Microsoft Build is kicking off today in Seattle, and the company has made a ton of announcements.
See here for some background on Build and what is happening with Microsoft’s platform.
The most eye-catching announcement is a partnership with drone manufacturer DJI which says it will make Azure its preferred cloud provider. Microsoft has announced an SDK. There is much obvious value in drones from a business perspective, for example examining pipes for damage. Sectors such as construction, agriculture and public safety are obvious candidates.
Microsoft’s Kinect sensor was originally launched as a gaming accessory for Xbox 360 and then Xbox One. It has been a flop in gaming, but the technology has plenty of potential. Coming in 2019 is Project Kinect for Azure, a new device with upgraded sensors for connecting “AI to the edge”, in Microsoft’s words. More here.
The Azure IoT Edge runtime is going open source. More cognitive services will now run directly on the runtime, in other words without depending on internet connectivity, including Custom Vision for image recognition (handy for drones, perhaps). A partnership with Qualcomm will support camera-powered cognitive services.

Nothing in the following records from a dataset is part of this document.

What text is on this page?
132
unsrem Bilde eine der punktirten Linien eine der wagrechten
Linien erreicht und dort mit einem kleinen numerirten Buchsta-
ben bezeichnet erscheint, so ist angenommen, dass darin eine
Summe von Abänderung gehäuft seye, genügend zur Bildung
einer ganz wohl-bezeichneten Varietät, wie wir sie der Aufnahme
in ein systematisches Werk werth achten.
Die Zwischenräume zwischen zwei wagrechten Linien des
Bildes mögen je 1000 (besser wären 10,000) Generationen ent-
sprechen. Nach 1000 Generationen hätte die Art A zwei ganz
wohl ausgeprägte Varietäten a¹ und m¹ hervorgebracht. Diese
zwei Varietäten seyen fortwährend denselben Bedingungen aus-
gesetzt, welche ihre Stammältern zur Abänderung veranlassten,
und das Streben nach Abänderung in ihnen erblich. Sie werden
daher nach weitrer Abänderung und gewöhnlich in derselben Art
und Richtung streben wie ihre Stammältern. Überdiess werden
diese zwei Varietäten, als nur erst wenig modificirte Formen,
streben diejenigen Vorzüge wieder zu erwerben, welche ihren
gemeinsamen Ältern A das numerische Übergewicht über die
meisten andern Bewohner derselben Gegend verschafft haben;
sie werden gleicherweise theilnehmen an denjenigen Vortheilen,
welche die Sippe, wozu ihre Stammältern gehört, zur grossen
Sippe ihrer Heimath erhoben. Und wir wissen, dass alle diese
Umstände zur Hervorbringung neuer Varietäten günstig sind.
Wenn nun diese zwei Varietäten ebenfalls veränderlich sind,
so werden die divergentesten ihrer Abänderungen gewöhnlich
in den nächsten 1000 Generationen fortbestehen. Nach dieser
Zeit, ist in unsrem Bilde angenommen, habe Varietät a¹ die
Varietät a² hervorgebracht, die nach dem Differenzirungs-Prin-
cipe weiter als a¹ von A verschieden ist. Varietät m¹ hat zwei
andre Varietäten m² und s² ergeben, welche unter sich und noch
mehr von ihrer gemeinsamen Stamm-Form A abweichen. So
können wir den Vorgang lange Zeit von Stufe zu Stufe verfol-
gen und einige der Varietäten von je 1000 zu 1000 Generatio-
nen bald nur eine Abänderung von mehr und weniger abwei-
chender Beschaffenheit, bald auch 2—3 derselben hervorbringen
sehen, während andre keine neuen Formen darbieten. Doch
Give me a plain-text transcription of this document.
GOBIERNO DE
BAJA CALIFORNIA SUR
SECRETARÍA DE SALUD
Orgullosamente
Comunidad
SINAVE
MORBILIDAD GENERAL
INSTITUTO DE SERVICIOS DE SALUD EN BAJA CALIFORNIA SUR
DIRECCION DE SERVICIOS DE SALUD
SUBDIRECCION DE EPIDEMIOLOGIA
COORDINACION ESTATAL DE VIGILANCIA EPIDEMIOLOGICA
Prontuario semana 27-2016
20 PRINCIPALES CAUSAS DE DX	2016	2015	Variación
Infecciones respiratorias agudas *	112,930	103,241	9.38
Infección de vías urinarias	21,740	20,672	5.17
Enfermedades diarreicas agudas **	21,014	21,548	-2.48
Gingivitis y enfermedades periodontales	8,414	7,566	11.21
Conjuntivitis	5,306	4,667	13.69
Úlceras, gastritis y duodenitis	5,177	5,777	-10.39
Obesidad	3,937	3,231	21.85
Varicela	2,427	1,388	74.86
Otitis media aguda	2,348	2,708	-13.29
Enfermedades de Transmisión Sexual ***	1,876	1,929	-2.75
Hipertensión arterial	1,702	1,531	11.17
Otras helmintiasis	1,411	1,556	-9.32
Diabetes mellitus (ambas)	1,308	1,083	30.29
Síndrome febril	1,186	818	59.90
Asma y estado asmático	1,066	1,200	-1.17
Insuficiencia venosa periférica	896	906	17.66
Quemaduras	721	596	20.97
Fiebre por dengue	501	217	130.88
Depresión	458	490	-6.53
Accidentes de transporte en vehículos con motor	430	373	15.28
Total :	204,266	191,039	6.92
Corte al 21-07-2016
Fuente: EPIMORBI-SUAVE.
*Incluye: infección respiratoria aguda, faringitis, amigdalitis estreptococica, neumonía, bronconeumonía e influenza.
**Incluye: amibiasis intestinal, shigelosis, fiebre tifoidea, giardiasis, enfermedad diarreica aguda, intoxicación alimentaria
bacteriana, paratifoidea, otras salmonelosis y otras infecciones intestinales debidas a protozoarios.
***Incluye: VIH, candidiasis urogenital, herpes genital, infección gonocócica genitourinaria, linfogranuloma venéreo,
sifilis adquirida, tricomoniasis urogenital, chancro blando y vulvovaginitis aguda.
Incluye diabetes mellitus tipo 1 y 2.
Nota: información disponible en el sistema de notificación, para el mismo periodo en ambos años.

AI for Accessibility is a new initiative to use AI to empower people via assistive technology, building on previous work such as the use of Cognitive Services to help a visually impaired person “see” the world around them.
Project Brainwave is a new project to accelerate AI by running calculations on an FPGA (Field Programmable Gate Array) in partnership with Intel.
On the Windows front, a new application called Microsoft Layout uses Mixed Reality to let customers design spaces in context, using 3D models.
Windows Timeline, new in the April 2018 Windows 10 update, is coming to iOS and Android. On Android it is a separate application, while on iOS it is incorporated into the Edge browser.
Amazon Alexa and Microsoft Cortana are getting integration (in limited preview) such that you can call up Cortana using an Amazon Echo, or summon Alexa within Cortana on Windows.
There is more to come, including AI updates to Visual Studio (not IntelliSense but IntelliCode), Visual Studio Live Share collaboration in preview, and a partnership with GitHub to integrate with App Center (DevOps for apps for mobile devices).
And big .NET news at Build: .NET Core 3.0 in 2019 will run Windows desktop applications, via frameworks including Windows Forms, Windows Presentation Framework (WPF), and UWP XAML.